Johnson and her team have a deep understanding of Hanesbrands’ business and strategies and take care to communicate that to outside lawyers, said Bill Baxley, a corporate partner at King & Spalding.

“They’re very effective in communicating what they’re looking for from us. It makes the relationship so much better and makes us more effective,” Baxley said.

Lower billing rates are high on Hanesbrands’ wish list and the department embraces alternative billing. King & Spalding did the Maidenform deal work for a capped fee. The firm paid a flat fee for its securities and ­governance work following a request-for-proposal process last year. That move cut ­annual spending in that area by half, and Hanesbrands is working on a request-for-proposals for intellectual property work, Johnson said.

Other alternative-fee arrangements include fee caps for litigation with bonuses for a successful result, and flat fees for outside lawyers who fill in when a Hanesbrands lawyer goes on maternity leave, for example, she said.

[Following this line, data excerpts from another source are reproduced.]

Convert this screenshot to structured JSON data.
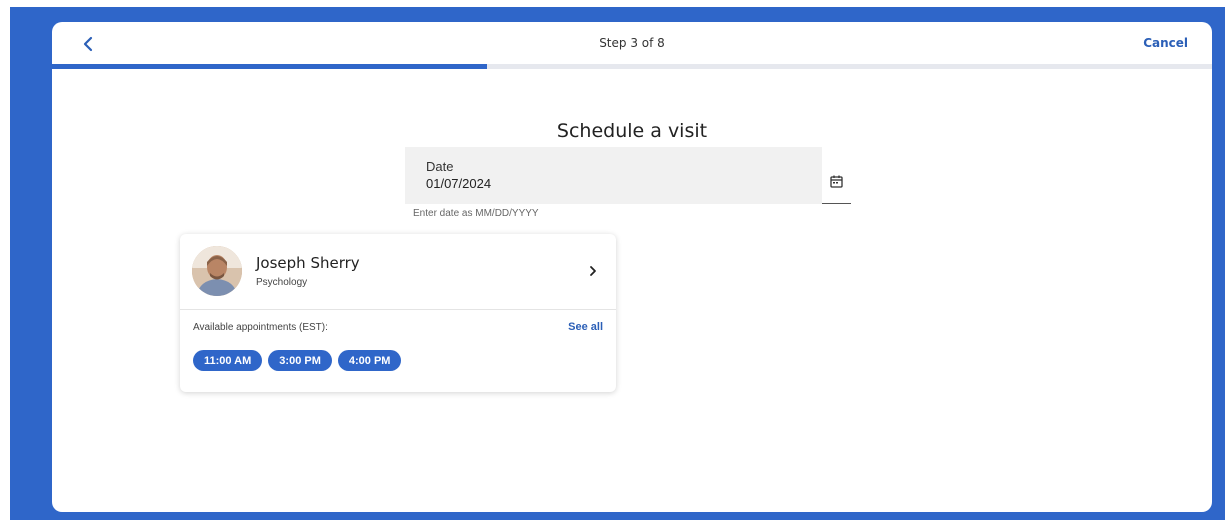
{
  "header": {
    "step_label": "Step 3 of 8",
    "cancel_label": "Cancel",
    "progress_fraction": 0.375
  },
  "page": {
    "title": "Schedule a visit"
  },
  "date_field": {
    "label": "Date",
    "value": "01/07/2024",
    "hint": "Enter date as MM/DD/YYYY"
  },
  "provider": {
    "name": "Joseph Sherry",
    "specialty": "Psychology",
    "available_label": "Available appointments (EST):",
    "see_all_label": "See all",
    "slots": [
      "11:00 AM",
      "3:00 PM",
      "4:00 PM"
    ]
  },
  "colors": {
    "brand_blue": "#2f66c9",
    "link_blue": "#2b5fb7"
  },
  "icons": {
    "back": "chevron-left-icon",
    "calendar": "calendar-icon",
    "provider_nav": "chevron-right-icon"
  }
}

The company’s other key outside firms include Atlanta-based Kilpatrick Townsend & Stockton for intellectual property, manufacturing contracts, litigation and other work, and Southern regional firm Womble Carlyle Sandridge & Rice.

While managing billing and the 30-person legal department, Johnson oversees another 15 employees in the corporate social responsibility department and one governmental and trade relations employee.

The legal team was integrally involved with the corporate social responsibility department’s overhaul of the company’s global code of conduct a couple of years ago. That department, with legal and Deloitte LLP, started crafting an enhanced Foreign Corrupt Practices Act and anticorruption compliance program. The project started with the collection of data from the company’s 20,000 or so contractors and suppliers and culminated in a global rollout this year, she said.

“It’s hard to sort of tease out what’s [corporate social responsibility] and what’s legal,” Johnson said.

Hanesbrands must also adhere to a host of international laws, rules and regulations. It approaches that task with a highly diverse crew of attorneys. Seventy percent of the lawyers are female, 40 percent are Asian or African-American and 10 percent are from Central Amer­ican countries.

Johnson said she leans toward outside teams that reflect Hanesbrands’ diversity, but doesn’t use a programmatic approach.

“There’s diversity all around. If you’re a global company you’re diverse by definition,” Johnson said.


Name of company: Hanesbrands Inc.
Headquarters: Winston-Salem
Industry: Apparel
Number of lawyers in the Carolinas: 7
Number of U.S. lawyers outside Carolinas: 0
Number of lawyers outside U.S.: 3
Chief legal officer: Joia Johnson


• You have to figure out how to create a structure or how to communicate ideas in such a way that business people are freed up to be able to run the business.

• Create an environment where the lawyers feel free to be able to consult with their peers.

• Create an environment where the lawyers can always continue to learn new things.